Today, Google announced a new AI video capability that will either help creatives produce higher-quality videos more easily, or vastly increase the amount of AI slop on YouTube. I’m betting it’ll be a mix of both.

Google announced Gemini Omni, a tool that raises the ability to create video via AI to an entirely new level. The company compared this announcement to the level of AI image generation improvement that came about when it released Nano Banana.

Also: Google I/O 2026 live: Latest updates

Nano Banana raised the bar considerably on what was possible with image generation. Omni purports to do the same with video.
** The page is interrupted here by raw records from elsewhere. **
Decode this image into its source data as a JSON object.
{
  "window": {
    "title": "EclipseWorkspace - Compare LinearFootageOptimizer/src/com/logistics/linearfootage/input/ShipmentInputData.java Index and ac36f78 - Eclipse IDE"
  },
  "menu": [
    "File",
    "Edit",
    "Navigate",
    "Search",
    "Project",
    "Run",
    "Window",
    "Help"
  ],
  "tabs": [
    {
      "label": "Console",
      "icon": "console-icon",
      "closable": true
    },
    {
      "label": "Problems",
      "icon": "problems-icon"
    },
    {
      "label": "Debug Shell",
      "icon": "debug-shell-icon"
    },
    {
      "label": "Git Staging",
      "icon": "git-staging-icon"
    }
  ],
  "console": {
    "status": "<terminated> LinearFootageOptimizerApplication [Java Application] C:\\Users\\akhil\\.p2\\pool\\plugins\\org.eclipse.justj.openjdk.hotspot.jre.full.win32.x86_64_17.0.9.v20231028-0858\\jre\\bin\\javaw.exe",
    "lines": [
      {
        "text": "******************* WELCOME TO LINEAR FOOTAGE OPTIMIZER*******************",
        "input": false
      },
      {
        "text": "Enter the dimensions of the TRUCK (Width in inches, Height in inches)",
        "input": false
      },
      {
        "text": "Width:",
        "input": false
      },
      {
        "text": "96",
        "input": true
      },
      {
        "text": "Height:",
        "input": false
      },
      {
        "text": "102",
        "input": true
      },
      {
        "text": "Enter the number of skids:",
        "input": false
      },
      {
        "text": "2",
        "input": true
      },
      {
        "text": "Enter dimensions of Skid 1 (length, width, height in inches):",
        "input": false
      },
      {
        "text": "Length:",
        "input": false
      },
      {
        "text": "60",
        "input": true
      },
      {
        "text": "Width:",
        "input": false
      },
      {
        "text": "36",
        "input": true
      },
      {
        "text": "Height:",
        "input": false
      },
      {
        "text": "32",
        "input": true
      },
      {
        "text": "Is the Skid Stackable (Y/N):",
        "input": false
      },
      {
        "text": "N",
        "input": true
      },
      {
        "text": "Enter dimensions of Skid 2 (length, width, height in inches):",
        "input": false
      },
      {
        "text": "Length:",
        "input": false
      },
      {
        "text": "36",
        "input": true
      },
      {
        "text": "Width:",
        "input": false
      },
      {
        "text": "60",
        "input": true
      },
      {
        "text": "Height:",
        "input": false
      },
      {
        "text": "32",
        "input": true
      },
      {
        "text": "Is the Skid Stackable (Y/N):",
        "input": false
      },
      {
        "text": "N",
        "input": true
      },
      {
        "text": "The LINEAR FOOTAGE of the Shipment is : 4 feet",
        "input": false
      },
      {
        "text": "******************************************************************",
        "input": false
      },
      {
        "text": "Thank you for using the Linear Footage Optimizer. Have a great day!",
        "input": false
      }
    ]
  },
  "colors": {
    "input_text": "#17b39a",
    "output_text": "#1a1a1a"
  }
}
Omni will be rolling out starting today, but I didn’t have a chance to play with it prior to the announcement.

Google described Omni as “where Gemini’s ability to reason meets the ability to create.” Interestingly, according to the company, “With Omni, you can combine images, audio, video and text as input and generate high-quality videos grounded in Gemini’s real-world knowledge.”

Although Omni is “starting with video,” Google said the new model can “create anything from any input,” so presumably we’ll see other media types generated by the tool within due time.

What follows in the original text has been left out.